The Singapore government also profits from the employment of migrant workers by charging a levy of between $250 and $750 per worker per month. This amounts to an estimated total revenue of around $4 billion a year—the entire national budget surplus for 2014. 

The ever increasing levies are charged on the pretext of using cost as a deterrent to the employment of foreign labourers, the protection of local workers, and the need to improve productivity. However, the government contradicts itself by stating that in many cases foreign labour is a necessity in Singapore. Either way, it makes $4 billion a year on the backs of foreign workers with very little of it going to the worker in terms of welfare and support services or gratuities. It would be hard, therefore to dispute those who liken this practice to the methods of shameful middlemen in another unsavoury trade. 

It has recently come to light that 15 Bangladeshi workers employed by Pasir Ris-Punggol Town Council were accommodated in a 5-room HDB flat—a clear violation of HDB regulations.

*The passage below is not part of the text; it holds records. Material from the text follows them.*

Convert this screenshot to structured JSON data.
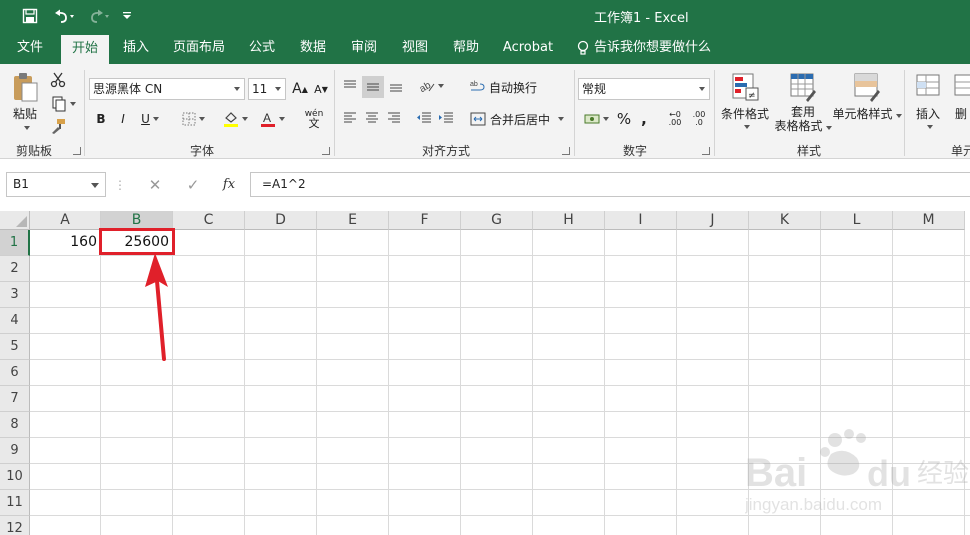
{
  "window": {
    "title": "工作簿1  -  Excel"
  },
  "qat": {
    "save_icon": "save-icon",
    "undo_icon": "undo-icon",
    "redo_icon": "redo-icon",
    "customize_icon": "customize-qat-icon"
  },
  "tabs": [
    {
      "label": "文件"
    },
    {
      "label": "开始"
    },
    {
      "label": "插入"
    },
    {
      "label": "页面布局"
    },
    {
      "label": "公式"
    },
    {
      "label": "数据"
    },
    {
      "label": "审阅"
    },
    {
      "label": "视图"
    },
    {
      "label": "帮助"
    },
    {
      "label": "Acrobat"
    }
  ],
  "active_tab": "开始",
  "tell_me": "告诉我你想要做什么",
  "ribbon": {
    "clipboard": {
      "paste": "粘贴",
      "group": "剪贴板"
    },
    "font": {
      "name": "思源黑体 CN",
      "size": "11",
      "bold": "B",
      "italic": "I",
      "underline": "U",
      "grow": "A",
      "shrink": "A",
      "group": "字体",
      "phonetic": "wén"
    },
    "alignment": {
      "wrap": "自动换行",
      "merge": "合并后居中",
      "group": "对齐方式"
    },
    "number": {
      "format": "常规",
      "percent": "%",
      "comma": ",",
      "group": "数字",
      "inc_decimal": ".00",
      "dec_decimal": ".0"
    },
    "styles": {
      "conditional_line1": "条件格式",
      "table_line1": "套用",
      "table_line2": "表格格式",
      "cell_styles": "单元格样式",
      "group": "样式"
    },
    "cells": {
      "insert": "插入",
      "delete": "删",
      "group": "单元"
    }
  },
  "formula_bar": {
    "name_box": "B1",
    "formula": "=A1^2",
    "fx": "fx",
    "cancel": "✕",
    "enter": "✓"
  },
  "columns": [
    "A",
    "B",
    "C",
    "D",
    "E",
    "F",
    "G",
    "H",
    "I",
    "J",
    "K",
    "L",
    "M"
  ],
  "rows": [
    "1",
    "2",
    "3",
    "4",
    "5",
    "6",
    "7",
    "8",
    "9",
    "10",
    "11",
    "12"
  ],
  "cells": {
    "A1": "160",
    "B1": "25600"
  },
  "selected_cell": "B1",
  "accent_color": "#217346",
  "annotation_color": "#e0202a",
  "watermark": {
    "line1": "Bai",
    "line2": "du",
    "line3": "经验",
    "url": "jingyan.baidu.com"
  }
}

HDB owners who sublet their flats are required to register the names of all tenants with the HDB which sets strict limits on the number of tenants in a flat. Although the Town Council and HDB will deny knowledge of this incident, it is clearly in their interests for workers working in the district to live nearby rather than dormitories as these workers are often at the beck and call of the Town Council management. Presumably the management has on its records the addresses and contact numbers of its workers and yet was unable to detect this illegal activity. It is unlikely that this is an example of an isolated incident involving one transgressing employer. It would be interesting to see what occurs as a result of this evidence being made available, how vigorously the issue is pursued, and which parties are ultimately held responsible.

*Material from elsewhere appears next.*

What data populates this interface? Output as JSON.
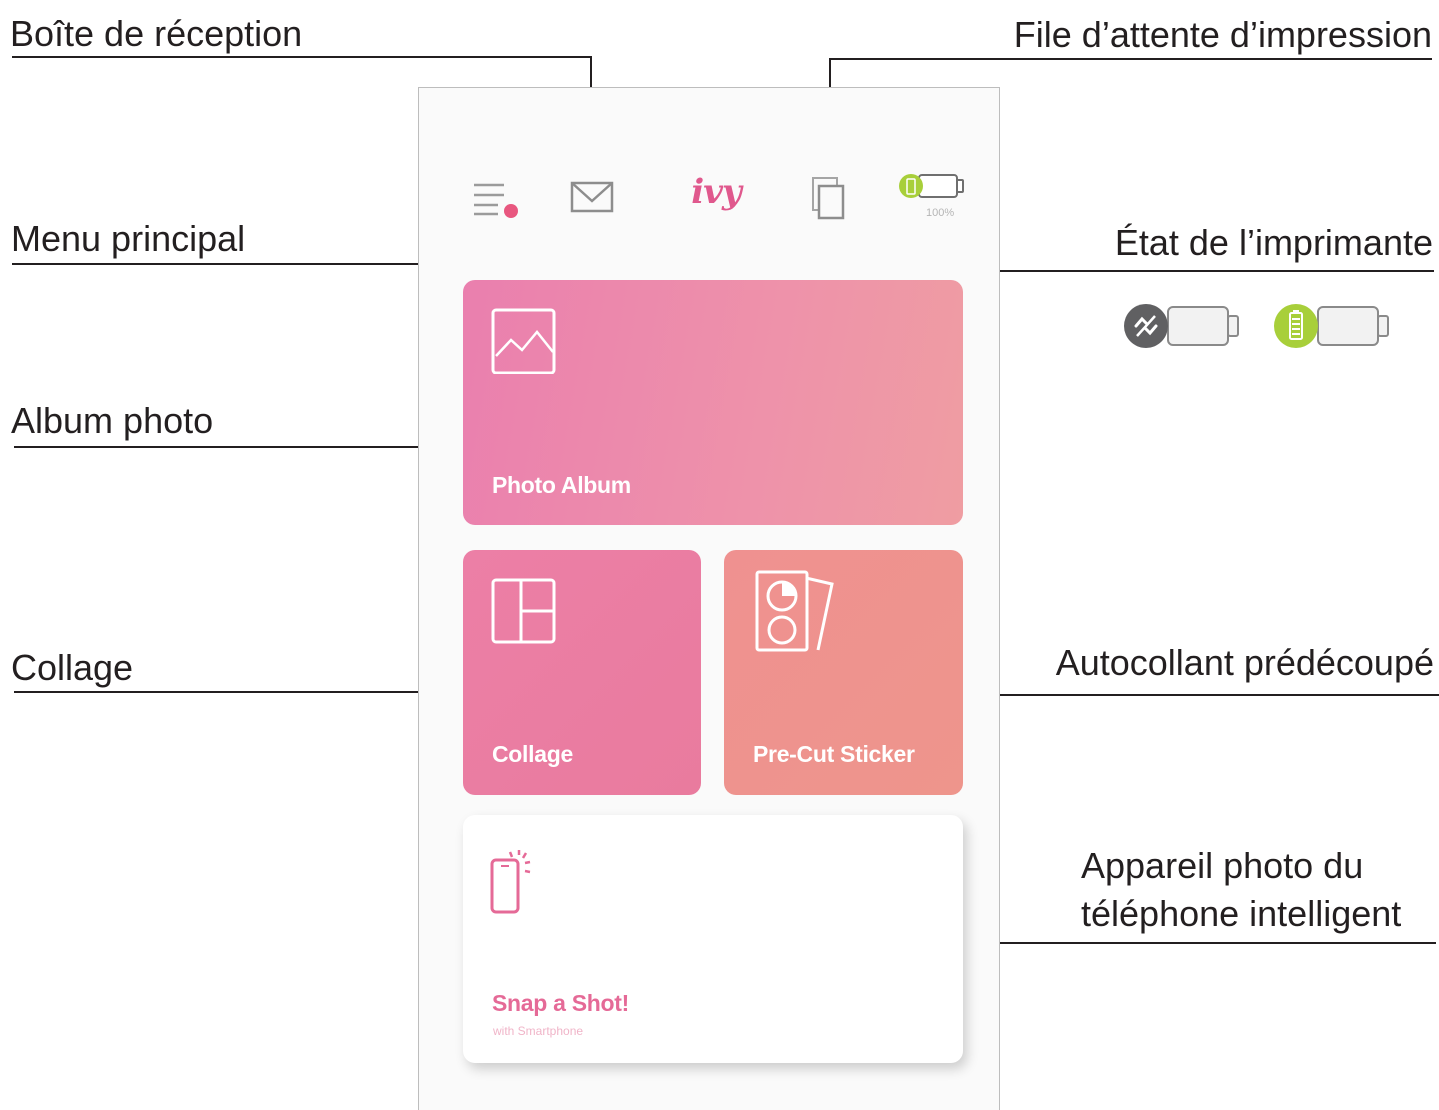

Perhaps most lamentable are regulations formulated with wanton disregard for the health, safety, well-being, and dignity of foreign workers. In response to complaints by the public to the unsafe practice of herding labourers in the back of open trucks meant for moving cargo, the government inexplicably legalized the practise by issuing guidelines on how many workers may be transported in this way. 
 

Source: The Straits Times

Despite the protestations of NGOs such as Transient Workers Count Too and a trail of countless number of deaths and injuries suffered in auto accidents, this practise—unparalleled in any other first world country—continues. It is a clear indictment against the government and businesses that the safety of foreign workers is so blatantly compromised for commercial interests.

The Land Transport Authority, which mandates that all passengers in a car must wear seat-belts, ironically, sanctions the transportation of workers in lorries and maintains a web page dedicated to Safety Regulations For Lorries Carrying Workers. Many more photos of labourers transported in the back of trucks in unsafe conditions can be found here and here. Despite many of these photos showing the license plates of lorries, the authorities seem oblivious to the violations and seem to make it a habit not to be vigilant during rush hour when workers are being transported between dormitories and work sites.

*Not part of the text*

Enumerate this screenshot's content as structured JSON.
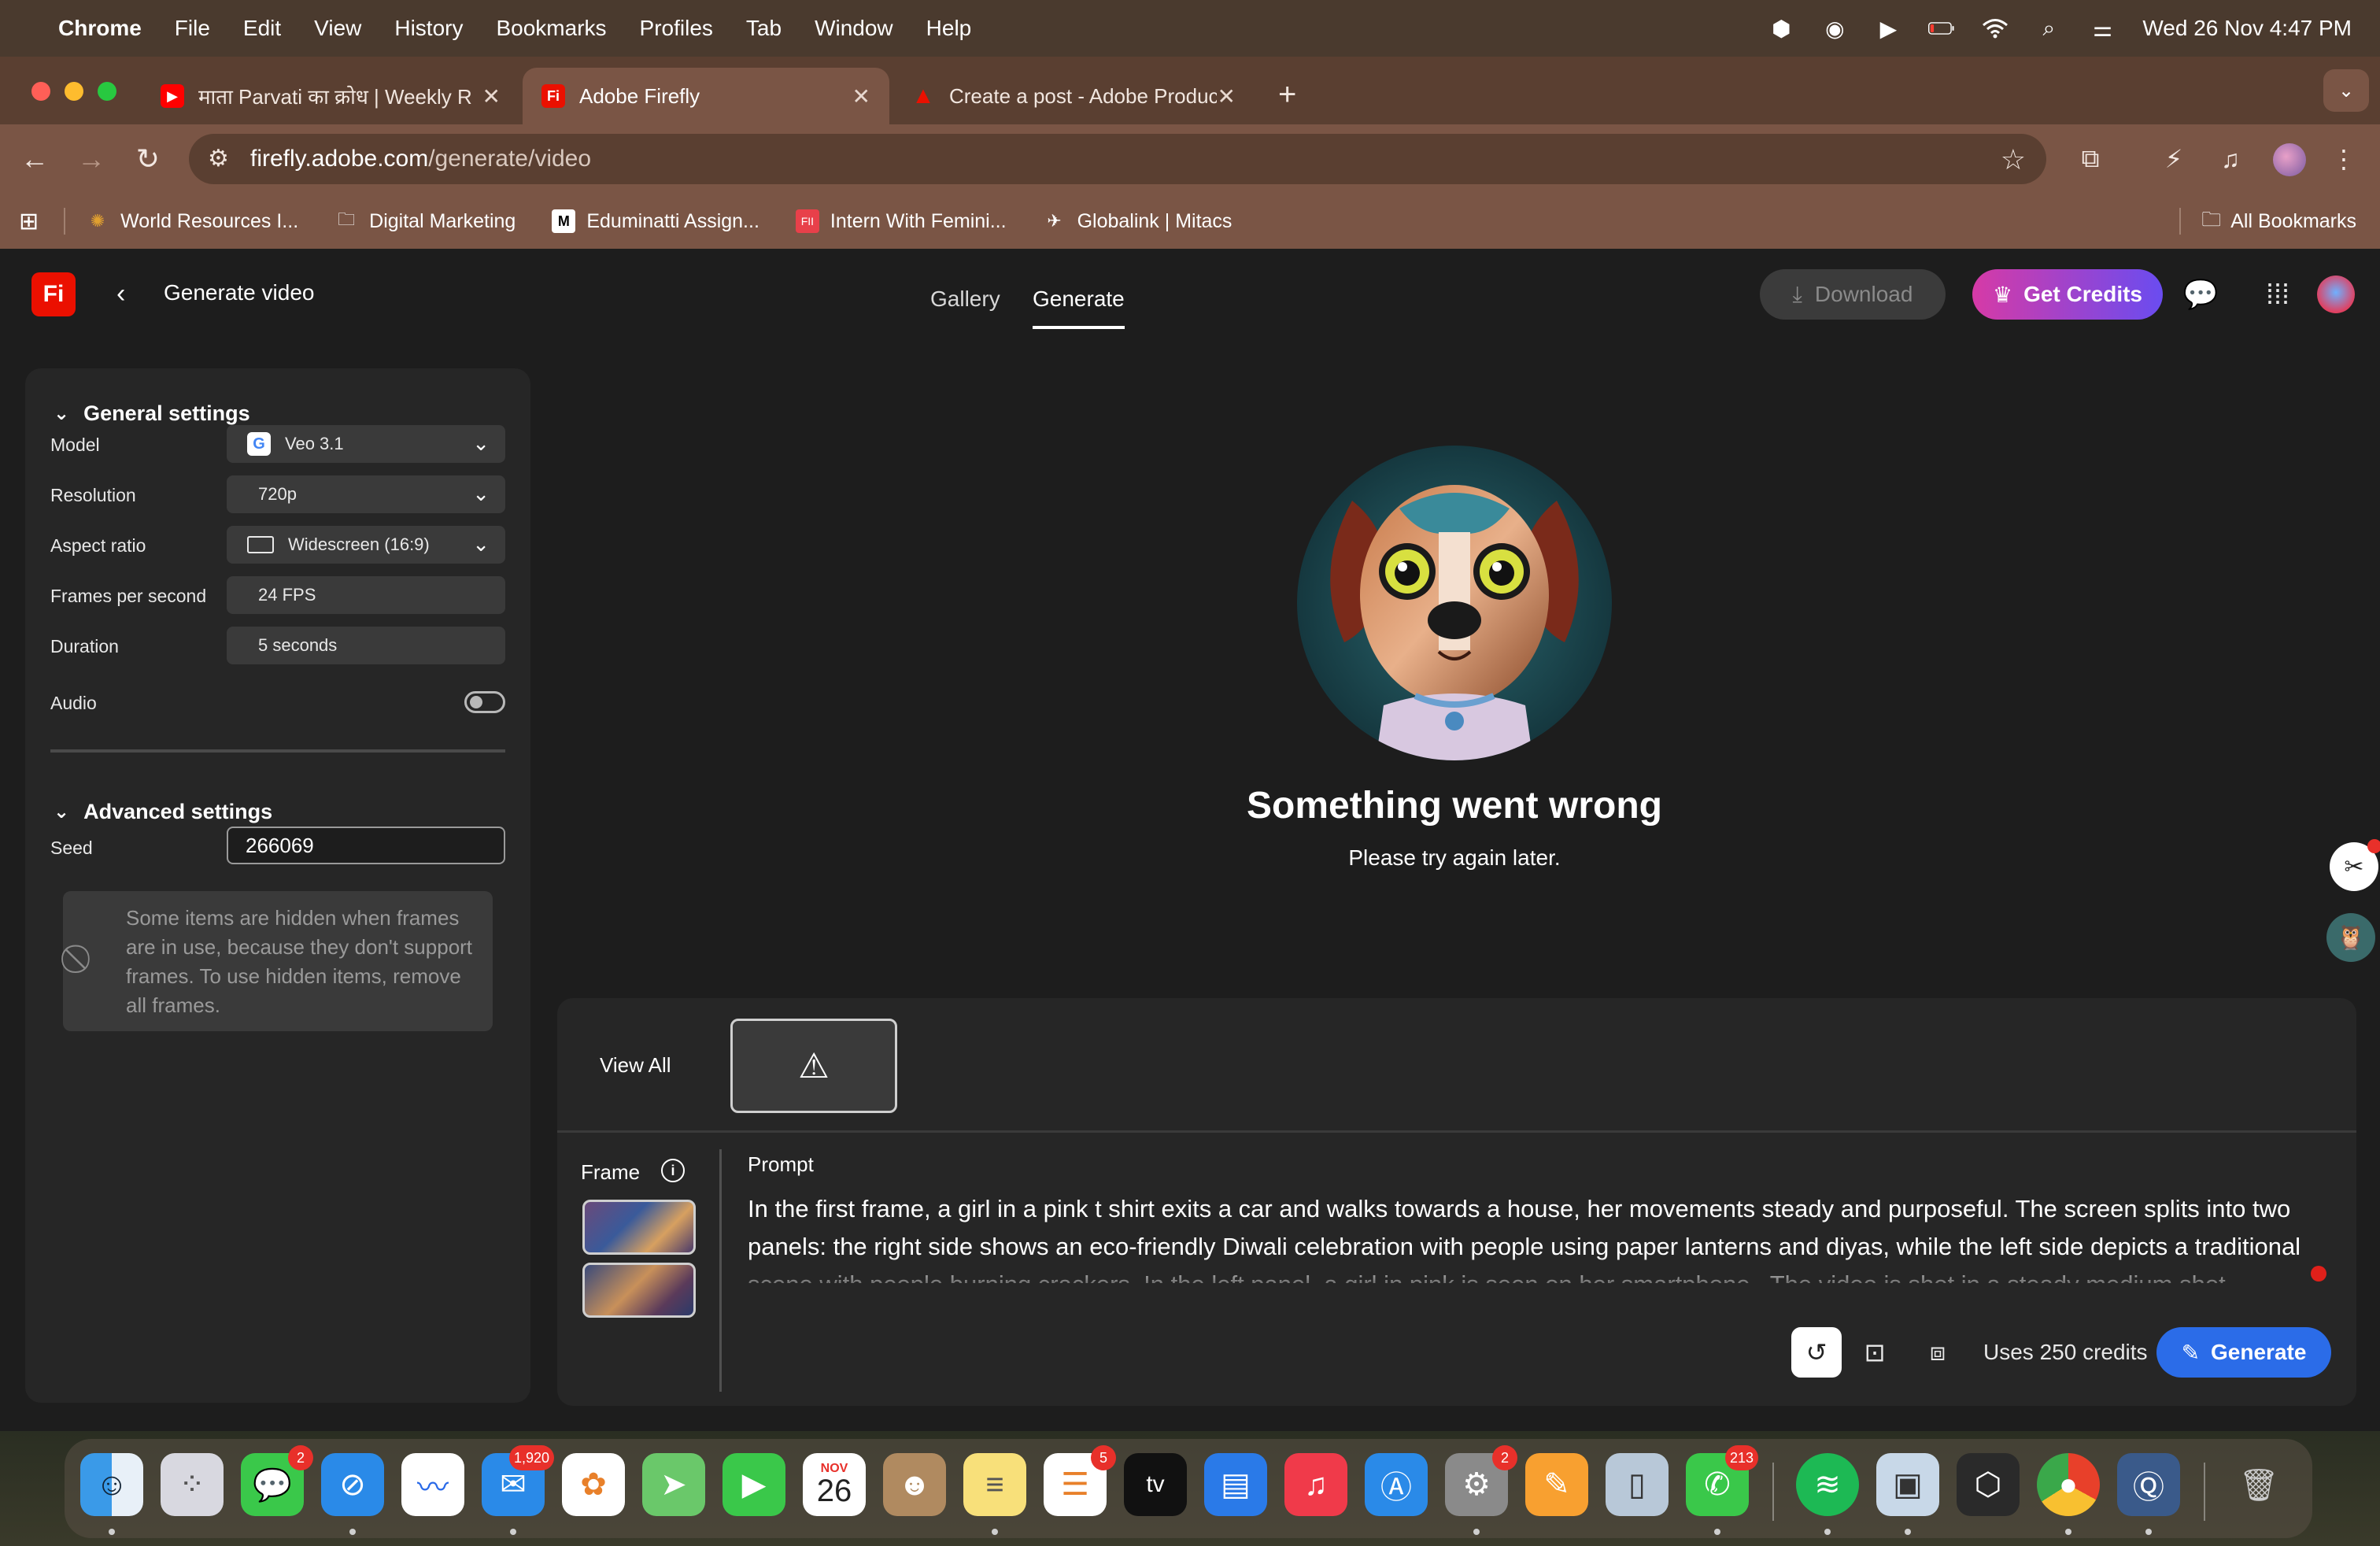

Unlike Qatar, the Singapore government is fortunate the country is not hosting the World Cup or Olympics. It is, therefore, business as usual as Singapore operates on the periphery of the radar—relatively speaking—of international human rights organisations whose sights are focused currently on Qatar and the Arab Gulf States. 

As long as the Singapore government has an interest in exploiting foreign labourers, it is unlikely that workers in Singapore will “be treated fairly, decently and with respect regardless of their nationality”.